Now that April Fool’s Day is past, I just want to take a minute and thank Cave Canem, Yusef Komunyakaa, and Tao Lin for all being such good sports about my “Tao Lin Wins Cave Canem First Book Prize” post from yesterday. It was, of course, complete nonsense. As Cave Canem’s executive director, Alison Meyers, rightly pointed out in our comments section: the deadline for the Cave Canem Prize isn’t even until April 30th, so there was really no way this could possibly be true (I mean on top of all the other reasons it couldn’t be and also isn’t true).

John K, on his blog J’s Theater, thought the post was generally clever, which I appreciate, but he also felt that “the fake quotes attributed to Komunyakaa are indefensable…” He’s probably right about that, so I’ve gone ahead and added an “UPDATE: APRIL FOOLS'” to the top of the post, just so future Google-searchers don’t get the wrong idea.

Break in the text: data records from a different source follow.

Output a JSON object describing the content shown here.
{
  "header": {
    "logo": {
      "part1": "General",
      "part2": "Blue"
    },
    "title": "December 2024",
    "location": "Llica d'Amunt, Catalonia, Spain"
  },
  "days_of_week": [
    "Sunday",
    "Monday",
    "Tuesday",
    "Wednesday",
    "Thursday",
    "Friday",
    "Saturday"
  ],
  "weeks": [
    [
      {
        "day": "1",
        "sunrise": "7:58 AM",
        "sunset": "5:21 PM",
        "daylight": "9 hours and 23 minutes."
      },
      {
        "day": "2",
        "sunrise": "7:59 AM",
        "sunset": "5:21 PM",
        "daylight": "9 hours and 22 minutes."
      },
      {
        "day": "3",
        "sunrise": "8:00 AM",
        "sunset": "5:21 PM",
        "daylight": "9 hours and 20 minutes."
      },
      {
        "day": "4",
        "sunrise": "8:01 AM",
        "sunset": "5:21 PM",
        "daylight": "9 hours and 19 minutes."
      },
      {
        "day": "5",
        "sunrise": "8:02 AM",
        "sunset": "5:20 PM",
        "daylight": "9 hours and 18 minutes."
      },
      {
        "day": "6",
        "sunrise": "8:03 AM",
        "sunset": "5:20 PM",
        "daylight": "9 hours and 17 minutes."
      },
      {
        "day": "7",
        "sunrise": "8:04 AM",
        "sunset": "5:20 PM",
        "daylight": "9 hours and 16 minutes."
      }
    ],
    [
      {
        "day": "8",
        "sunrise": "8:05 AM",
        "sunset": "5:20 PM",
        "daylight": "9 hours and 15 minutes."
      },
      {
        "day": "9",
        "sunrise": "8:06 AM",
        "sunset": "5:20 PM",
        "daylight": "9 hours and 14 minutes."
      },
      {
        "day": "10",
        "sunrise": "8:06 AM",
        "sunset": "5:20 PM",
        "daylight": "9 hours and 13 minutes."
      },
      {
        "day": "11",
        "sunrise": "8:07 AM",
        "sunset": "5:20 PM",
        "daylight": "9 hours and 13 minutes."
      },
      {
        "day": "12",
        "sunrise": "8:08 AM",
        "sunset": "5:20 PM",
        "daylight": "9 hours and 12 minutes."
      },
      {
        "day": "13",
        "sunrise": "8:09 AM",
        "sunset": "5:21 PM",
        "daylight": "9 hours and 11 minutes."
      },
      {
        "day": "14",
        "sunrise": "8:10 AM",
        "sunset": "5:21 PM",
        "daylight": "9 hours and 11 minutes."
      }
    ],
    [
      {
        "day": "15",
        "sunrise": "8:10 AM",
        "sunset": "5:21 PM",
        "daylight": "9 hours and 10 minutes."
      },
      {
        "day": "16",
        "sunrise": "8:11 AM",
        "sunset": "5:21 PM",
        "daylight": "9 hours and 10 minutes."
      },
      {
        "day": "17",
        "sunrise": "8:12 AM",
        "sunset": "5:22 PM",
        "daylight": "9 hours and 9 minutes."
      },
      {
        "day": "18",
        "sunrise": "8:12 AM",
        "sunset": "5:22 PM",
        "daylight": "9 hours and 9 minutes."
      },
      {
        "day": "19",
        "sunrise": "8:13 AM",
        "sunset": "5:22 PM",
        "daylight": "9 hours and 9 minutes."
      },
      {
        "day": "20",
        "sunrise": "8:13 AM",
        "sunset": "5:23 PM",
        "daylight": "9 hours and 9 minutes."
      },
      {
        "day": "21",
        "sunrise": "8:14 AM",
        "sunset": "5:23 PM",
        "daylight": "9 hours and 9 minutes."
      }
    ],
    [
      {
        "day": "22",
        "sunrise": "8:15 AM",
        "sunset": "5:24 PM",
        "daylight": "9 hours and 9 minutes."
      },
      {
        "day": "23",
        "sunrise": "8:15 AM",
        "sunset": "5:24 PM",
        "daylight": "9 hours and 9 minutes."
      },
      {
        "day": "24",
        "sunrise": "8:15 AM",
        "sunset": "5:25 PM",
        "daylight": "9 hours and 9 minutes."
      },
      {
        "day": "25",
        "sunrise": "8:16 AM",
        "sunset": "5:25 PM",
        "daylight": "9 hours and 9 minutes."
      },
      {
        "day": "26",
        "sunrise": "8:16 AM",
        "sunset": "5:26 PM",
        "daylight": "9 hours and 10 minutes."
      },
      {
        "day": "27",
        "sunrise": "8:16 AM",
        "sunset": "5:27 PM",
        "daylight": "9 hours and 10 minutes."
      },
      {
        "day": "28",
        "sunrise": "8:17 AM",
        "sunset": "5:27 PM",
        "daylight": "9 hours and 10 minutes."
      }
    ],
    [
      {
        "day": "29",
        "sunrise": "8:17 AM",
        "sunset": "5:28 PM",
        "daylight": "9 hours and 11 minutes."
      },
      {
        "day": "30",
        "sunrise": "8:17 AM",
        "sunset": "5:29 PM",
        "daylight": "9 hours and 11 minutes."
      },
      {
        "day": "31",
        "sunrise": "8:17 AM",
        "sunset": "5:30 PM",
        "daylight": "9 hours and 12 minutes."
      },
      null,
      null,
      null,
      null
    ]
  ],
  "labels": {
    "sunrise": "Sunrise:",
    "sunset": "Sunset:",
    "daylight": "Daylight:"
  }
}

John K also felt that I took “a backhanded swipe at last year’s CC First Book Prize submittees and black poets in general…” Let me state for the record that no swipes were intended, backhanded or otherwise, I just read on the Cave Canem site that no prize was awarded in 2008, and improvised from there.

In an age of instant verification, a little extra creativity (and deceit) is called for, hence the superficially “logical” but basically insane quotes from Komunyakaa, who himself was only chosen for “quotation” because he happens to be judging the prize this year. (Hardcore Tao Lin fans may have noted that the purported title of his book, “Organic Cold-pressed Virgin Coconut Oil,” was a longer poem he was working on a few years ago. Parts of it were published in Agriculture Reader #2. He later abandoned the project.)

As for why I chose Cave Canem, it’s because they’re an eminently respectable publication and organization whose results for this year’s prize haven’t yet been announced. Plus their website had enough information on it for me to construct a semi-credible story in the time-frame I had (the one actually true part of the post, is that I slung it together in the half hour before I had to go teach my two sections of 101). Anyway, once more, with feeling: many thanks to all involved, especially the unwitting. Maybe next year we’ll announce that Nathaniel Mackey has won the FENCE Alberta Prize. Until then, cheers!